Elinor reviews Bound By Love by Megan Mulry

Bound By Love is a Regency era novella about Vanessa and Nora, women who have been together for twenty years. They’ve raised Vanessa’s children from a previous marriage and built a happy life together in the English countryside. Then Nora learns that her daughter, who she believed was stillborn just before she met Vanessa, may in fact be living nearby–and that Vanessa may have known there was a possibility Nora’s daughter was alive all along.

This is such an interesting set up for a story! It starts off strong, with alternating chapters in 1810 and in 1790, when Vanessa helped rescue Nora from her abusive husband and the two women fell in love. I’m not a huge Regency person but I thought the tone was fairly on point. I liked having a long term couple at the center of the story. Megan Mulry’s imagined pansexual, kink- and poly-friendly Regency England is charming.

Unfortunately, the tension wasn’t allowed to build enough, so the emotional pay off was limited. Even very serious issues are resolved quickly and without much lingering impact. I wanted the story to dive deeper, especially when Nora meets her possible daughter. Some problems seemed tacked on, which was unnecessary considering the potential for conflict and emotion provided by the premise. I had fun reading this, but in the end it seemed more like a draft than a finished novella.

This book is the second in a series of queer Regency romances by Mulry, which include kink, poly relationships, and which all connect. The final section of this book is the lead in for the next in the series and didn’t tie into the central plot all that well. If you have been longing for queer Regency, you might like to explore the series, especially if you just want a light romp. As a stand alone book, though, this didn’t impress me too much. Hardcore f/f Regency fans might want to check it out, but you’re not missing much if you skip it. Two out of five stars.

Elinor Zimmerman is the author of Certain Requirements, which will be released by Bold Strokes Books in Spring 2018. Her website is ElinorZimmerman.com

Audrey reviews Bound with Love by Megan Mulry

boundwithlove

If you used to like Georgette Heyer and still love Jane Austen but are a little gayer than you used to be, perhaps it is time to check out Megan Mulry’s Regency Reimagined series. Bound with Love is a confection involving lurid pasts, long-kept secrets, and at its center, a smolderingly sensual relationship between Vanessa, an English aristocrat, and Nora, a Spanish-born portrait painter.

Although tragic events brought the women together, they’ve loved each other and raised a family together. Their world is perfect–at least, it’s perfect until the day a letter arrives that throws their knowledge of the past into uncertainty, and jeopardizes their future happiness.

Vanessa and Nora are a passionate, sophisticated couple; they’re secure enough in their love for each other that they’re much more exploratory than one might expect from a standard Regency romance. Actually, everyone is much more exploratory than one might expect. There are all kinds of romantic combinations contained herein, and pretty much something for everyone.
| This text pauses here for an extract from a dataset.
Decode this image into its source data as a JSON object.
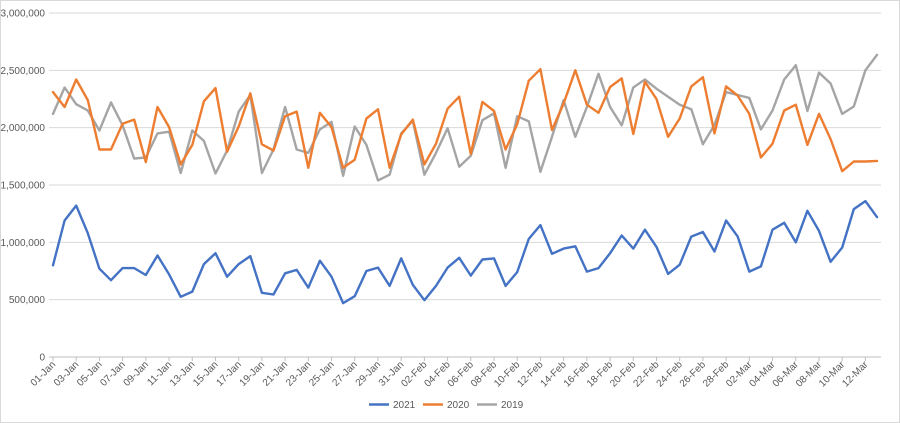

The emphasis in this volume is on Vanessa and Nora, but it should be noted that this is the second book in a series. While it can easily be read as a stand-alone, this title is a novella, and the first and third titles (about Nora’s daughter’s relationships and Nora and Vanessa’s neighbors’ alliance with Vanessa’s daughter, respectively) are both novels. I’m not sure why this one didn’t get the full novel treatment, especially as it pulls together the whole group of characters.

One might speculate that this was not Mulry’s favorite grouping. I didn’t get that from the Nora/Vanessa scenes. They were fun. However, the ostensible plotline wrapped up rather suddenly, and the book simply–stopped. It does appear that the book is available only in Kindle form, and at a much lesser price than the other two volumes in Kindle form. And the other two books are also available in print. So…maybe this is an interstitial title? Written to appease those of us who might be more interested in the more “mature” lesbian couple, than in the carousing of the 20-somethings?

Not a clue. But for $2.99, it would be a worthwhile, fun erotic historical frivolity, if that’s your thing.